Un vrai contrat, selon Rousseau, ne peut pas déposséder de sa liberté, même par la volonté, un des deux contractants. Un Contrat doit
pouvoir être renouvelé. Or, dans le cas de l’Etat Chinois, le contrat rendrait le peuple chinois dans l’impossiblité de renouveler sa volonté et
donc un tel contrat. Pour la raison suivante : une fois que le pouvoir du parti a mis en place tout ce qui lui permet d’exercer son pouvoir
sans qu’on puisse véritablement le remettre en cause, il n’y a plus vraiment contrat. Ce ne serait qu’un faux-semblant de contrat. L’Etat
Chinois n’a pas vraiment d’obligations à l’égard du peuple chinois et peut se permettre de mener une politique sans contestation possible
Autrement dit, en suivant la pensée de Rousseau, le contrat social ne peut pas fonder la souveraineté de l’Etat (comme le pensait Hobbes
qui est un théoricien du pouvoir absolu de l’Etat). Il ne fonde que la souveraineté du peuple.

Quelques concepts :

 Etat de nature : hypothèse philosophique qui décrit la condition des hommes quand il n’existe pas encore d’Etat et de lois
juridiques. Cet état de nature a pour but de nous faire comprendre les raisons qui ont pu pousser les hommes à inventer l’Etat.

 Contrat social : contrat passé entre tous et qui serait à l’origine du pouvoir politique, de l’Etat.

 Contrat : acte par lequel des volontés se lient par des obligations réciproques. Contrat de mariage, contrat de travail par
exemple. Il n’a de valeur juridique qu’à condition que les contractants soient libres.

 Souveraineté : pouvoir absolu.
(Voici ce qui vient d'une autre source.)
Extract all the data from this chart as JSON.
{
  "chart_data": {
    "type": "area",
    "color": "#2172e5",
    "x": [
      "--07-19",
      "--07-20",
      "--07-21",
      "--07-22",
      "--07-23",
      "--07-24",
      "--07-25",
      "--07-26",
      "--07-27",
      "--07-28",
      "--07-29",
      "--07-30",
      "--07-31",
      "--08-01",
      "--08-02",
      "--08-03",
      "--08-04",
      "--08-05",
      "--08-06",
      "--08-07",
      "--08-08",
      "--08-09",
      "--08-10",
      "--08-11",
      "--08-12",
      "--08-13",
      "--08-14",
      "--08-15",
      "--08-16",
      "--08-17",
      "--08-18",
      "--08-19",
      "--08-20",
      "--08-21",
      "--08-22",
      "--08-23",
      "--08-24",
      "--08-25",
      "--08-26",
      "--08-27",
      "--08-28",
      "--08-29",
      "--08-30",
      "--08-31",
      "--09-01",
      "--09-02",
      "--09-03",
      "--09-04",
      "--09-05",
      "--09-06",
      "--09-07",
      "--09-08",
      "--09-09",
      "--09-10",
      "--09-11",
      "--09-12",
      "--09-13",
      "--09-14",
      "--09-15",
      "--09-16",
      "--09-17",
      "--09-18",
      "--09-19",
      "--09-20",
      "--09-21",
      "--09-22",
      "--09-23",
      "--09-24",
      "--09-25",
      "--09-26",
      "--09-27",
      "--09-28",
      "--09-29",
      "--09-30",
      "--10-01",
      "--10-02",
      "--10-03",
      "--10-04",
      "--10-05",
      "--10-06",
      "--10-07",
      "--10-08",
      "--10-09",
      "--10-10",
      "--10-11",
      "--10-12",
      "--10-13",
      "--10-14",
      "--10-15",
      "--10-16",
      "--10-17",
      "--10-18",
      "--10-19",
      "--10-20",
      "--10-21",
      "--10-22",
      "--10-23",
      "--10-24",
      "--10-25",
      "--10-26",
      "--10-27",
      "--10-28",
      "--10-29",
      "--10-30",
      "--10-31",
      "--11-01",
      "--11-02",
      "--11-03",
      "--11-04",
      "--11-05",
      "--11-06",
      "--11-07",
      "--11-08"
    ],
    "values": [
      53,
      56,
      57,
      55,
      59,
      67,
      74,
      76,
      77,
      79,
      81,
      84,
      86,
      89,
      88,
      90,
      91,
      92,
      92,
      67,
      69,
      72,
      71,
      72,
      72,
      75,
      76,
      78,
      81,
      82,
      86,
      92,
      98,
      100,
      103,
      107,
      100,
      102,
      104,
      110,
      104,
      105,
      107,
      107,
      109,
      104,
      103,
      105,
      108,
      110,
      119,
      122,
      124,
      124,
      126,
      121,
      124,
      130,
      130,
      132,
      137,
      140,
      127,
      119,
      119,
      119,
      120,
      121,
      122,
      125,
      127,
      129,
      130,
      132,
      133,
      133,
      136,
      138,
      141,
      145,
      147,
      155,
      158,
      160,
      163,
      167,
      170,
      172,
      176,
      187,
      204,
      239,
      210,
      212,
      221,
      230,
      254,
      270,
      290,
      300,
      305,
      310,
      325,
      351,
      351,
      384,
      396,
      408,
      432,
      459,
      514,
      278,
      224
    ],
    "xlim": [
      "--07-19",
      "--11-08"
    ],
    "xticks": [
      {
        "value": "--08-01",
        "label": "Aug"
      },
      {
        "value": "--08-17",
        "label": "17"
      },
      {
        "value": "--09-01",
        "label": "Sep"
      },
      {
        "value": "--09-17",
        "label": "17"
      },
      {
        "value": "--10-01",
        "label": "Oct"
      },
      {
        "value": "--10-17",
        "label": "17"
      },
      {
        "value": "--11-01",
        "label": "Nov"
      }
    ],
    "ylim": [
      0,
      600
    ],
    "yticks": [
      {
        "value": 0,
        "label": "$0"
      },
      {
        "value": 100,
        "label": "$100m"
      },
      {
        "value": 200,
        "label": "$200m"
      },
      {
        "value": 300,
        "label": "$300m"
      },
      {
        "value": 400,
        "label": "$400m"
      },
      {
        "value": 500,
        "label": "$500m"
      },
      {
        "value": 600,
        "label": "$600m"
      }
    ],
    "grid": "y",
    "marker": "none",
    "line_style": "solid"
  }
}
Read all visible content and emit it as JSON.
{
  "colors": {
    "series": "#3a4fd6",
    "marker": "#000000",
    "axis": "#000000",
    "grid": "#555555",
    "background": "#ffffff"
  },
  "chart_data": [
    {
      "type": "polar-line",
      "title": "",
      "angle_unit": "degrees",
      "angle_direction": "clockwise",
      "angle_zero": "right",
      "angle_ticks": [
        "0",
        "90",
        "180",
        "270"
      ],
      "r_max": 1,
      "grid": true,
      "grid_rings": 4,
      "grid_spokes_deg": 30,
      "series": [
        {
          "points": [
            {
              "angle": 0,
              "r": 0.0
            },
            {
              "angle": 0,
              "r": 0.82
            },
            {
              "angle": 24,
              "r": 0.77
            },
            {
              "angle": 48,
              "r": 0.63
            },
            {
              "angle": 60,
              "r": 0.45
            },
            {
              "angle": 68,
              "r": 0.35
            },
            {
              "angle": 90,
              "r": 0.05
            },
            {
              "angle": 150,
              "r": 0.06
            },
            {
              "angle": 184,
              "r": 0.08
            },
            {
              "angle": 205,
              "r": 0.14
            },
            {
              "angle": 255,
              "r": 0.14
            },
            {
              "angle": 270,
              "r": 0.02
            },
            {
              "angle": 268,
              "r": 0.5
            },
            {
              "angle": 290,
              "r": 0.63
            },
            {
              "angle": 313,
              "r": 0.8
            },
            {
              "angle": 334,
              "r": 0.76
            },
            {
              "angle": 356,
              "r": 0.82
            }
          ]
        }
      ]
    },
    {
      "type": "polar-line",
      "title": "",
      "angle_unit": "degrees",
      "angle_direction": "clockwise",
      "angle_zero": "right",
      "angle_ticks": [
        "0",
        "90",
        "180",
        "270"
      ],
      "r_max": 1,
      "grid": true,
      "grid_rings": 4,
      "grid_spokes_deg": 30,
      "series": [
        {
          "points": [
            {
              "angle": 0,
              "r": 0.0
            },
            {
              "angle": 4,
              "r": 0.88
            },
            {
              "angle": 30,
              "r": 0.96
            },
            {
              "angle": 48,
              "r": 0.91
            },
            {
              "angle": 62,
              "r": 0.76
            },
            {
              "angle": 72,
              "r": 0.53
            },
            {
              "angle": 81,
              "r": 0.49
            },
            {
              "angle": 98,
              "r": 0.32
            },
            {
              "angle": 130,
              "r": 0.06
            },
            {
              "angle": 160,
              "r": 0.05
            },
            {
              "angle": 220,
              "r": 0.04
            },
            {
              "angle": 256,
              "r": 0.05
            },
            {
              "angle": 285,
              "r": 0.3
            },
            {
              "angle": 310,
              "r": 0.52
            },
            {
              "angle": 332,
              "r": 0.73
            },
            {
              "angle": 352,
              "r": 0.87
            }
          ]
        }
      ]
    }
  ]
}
Pouvoir qui n’a pas de pouvoir au-dessus de lui, et auquel il devrait obéir. On parle soit du pouvoir
absolu de l’Etat, soit du pouvoir absolu du peuple.

 Liberté naturelle/ liberté civile : chez Rousseau, on rencontre l’idée que les hommes, par les lois qu’ils ont inventé sur le mode
du contrat social, sont passé d’une liberté naturelle à une liberté civile (rendue possible par les lois).

 Egalité : le contrat social repose sur l’idée que tous les hommes sont égaux. Autrement dit, lors d’un tel contrat, il n’y a pas un
homme qui par sa volonté ou par son pouvoir qui pèse plus que les autres. Sinon, ce ne serait pas vraiment un contrat. Il a fallu
donc en finir avec l’idée que quelques hommes valaient plus que d’autres (par leur origine, par leur rang social) pour mettre en
place cette idée moderne de contrat social.

 Peuple : notion très problématique car elle peut désigner pour certains la plèbe et pour d’autres une entité politiquement
responsable. Pour Rousseau, le peuple n’est plus seulement un plèbe animée par des intérêts particuliers divergents, quand il se
constitue comme entité politique doté d’une volonté générale ( qui est capable de penser l’intérêt général).

 Volonté générale : la volonté générale, chez Rousseau, n’est pas la majorité. Elle n’est pas la somme des intérêts particuliers. Elle
désigne une volonté qui est générale en cela qu’elle est capable de penser à l’intérêt général. Autrement dit, elle ne se compose
pas d’individus, mais plutôt de citoyens. Autrement dit, si une majorité d’individus a voté pour défendre leurs intérêts
particuliers, il ne s’agit pas de la volonté générale.